If we make any additional funding through our fundraising campaigns then I would like to offer storytelling / writing workshops for children and watercolor/ calligraphy classes for adults in local Hospices. I’m also hoping to build relationships with bereavement counselors and help provide funding for them to be involved. This can only work if the sale of my first two books which are nearly finished are successful. Only time will tell. I’m sure we will find a way to provide funding to work together with families, charities and hospices.
I’ve also considered selling some of my artwork, perhaps in an auction or online and running story writing competitions. I’ve attended children’s story writing workshops, art classes and a monthly local writers group. Selling completed books on amazon and possibly finding a traditional publishing contract would be another way to raise money towards making future books incredibly affordable.
I’ve started a Tailored Yarn facebook page and more recently opened accounts on twitter and instagram to build up my social media presence. I’m making slow steady progress so any support would be very much appreciated. If anyone uses these social media channels regularly it would be great to hear from you.
It helped that I recently entered an entrepreneur competition with my local university, where I’ve been studying a masters in psychology. I only entered thinking I’ve got nothing to lose but not anticipating that my life could change overnight. Even more valuable than the prizes which included marketing consultancy, social media diagnostics and a publishing grant was the feedback from the judges who all wanted to see this business get set up and running. Up until this point I just thought that it was a nice idea but unsure if it would ever really take off. Now I’ve got the confidence to put the rest of life on hold to find out if it will.

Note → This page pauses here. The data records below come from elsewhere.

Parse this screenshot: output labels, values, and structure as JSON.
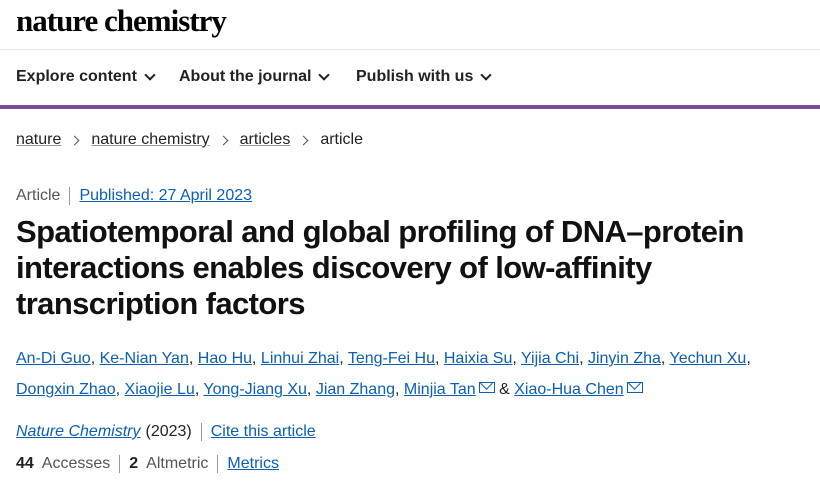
{
  "site": {
    "logo": "nature chemistry"
  },
  "nav": [
    {
      "label": "Explore content"
    },
    {
      "label": "About the journal"
    },
    {
      "label": "Publish with us"
    }
  ],
  "breadcrumb": [
    {
      "label": "nature"
    },
    {
      "label": "nature chemistry"
    },
    {
      "label": "articles"
    },
    {
      "label": "article"
    }
  ],
  "article": {
    "type": "Article",
    "published": "Published: 27 April 2023",
    "title": "Spatiotemporal and global profiling of DNA–protein interactions enables discovery of low-affinity transcription factors",
    "authors": [
      "An-Di Guo",
      "Ke-Nian Yan",
      "Hao Hu",
      "Linhui Zhai",
      "Teng-Fei Hu",
      "Haixia Su",
      "Yijia Chi",
      "Jinyin Zha",
      "Yechun Xu",
      "Dongxin Zhao",
      "Xiaojie Lu",
      "Yong-Jiang Xu",
      "Jian Zhang",
      "Minjia Tan",
      "Xiao-Hua Chen"
    ],
    "author_separator": ",",
    "author_conjunction": "&",
    "journal": "Nature Chemistry",
    "year": "(2023)",
    "cite_label": "Cite this article"
  },
  "metrics": {
    "accesses_count": "44",
    "accesses_label": "Accesses",
    "altmetric_count": "2",
    "altmetric_label": "Altmetric",
    "metrics_link": "Metrics"
  },
  "colors": {
    "accent": "#7a4f9a",
    "link": "#0b5fb4"
  },
  "icons": {
    "nav_chevron": "chevron-down-icon",
    "breadcrumb_separator": "chevron-right-icon",
    "author_contact": "mail-icon"
  }
}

I now have a small team of a few friends who are helping me with this project. Marketing and promotion will be based on good reviews and possibly news articles and local media publicity.
I’m interested to know what you think of this business idea. Tailored Yarn would be here to serve families in the community so I need to know how this can best be achieved.
Gillian belongs to a local group called Riverside Writers, who meet in her local library every month. When she first joined she was nervous about sharing her stories and just enjoyed listening to others. Being part of this group and participating more, over the last couple of years, has increased her confidence and developed her creativity.
When she is not looking after her children or writing books Gillian enjoys a range of interests and hobbies. Her favourite is painting with watercolour and she is keen to expand her work as an illustrator. Please see gallery page for examples of children’s illustration work. She also really enjoys playing badminton in the local league as it keeps her fit and healthy as well as being part of a very sociable club. She also enjoys regularly playing boardgames and hosting charity bake sales with her kids.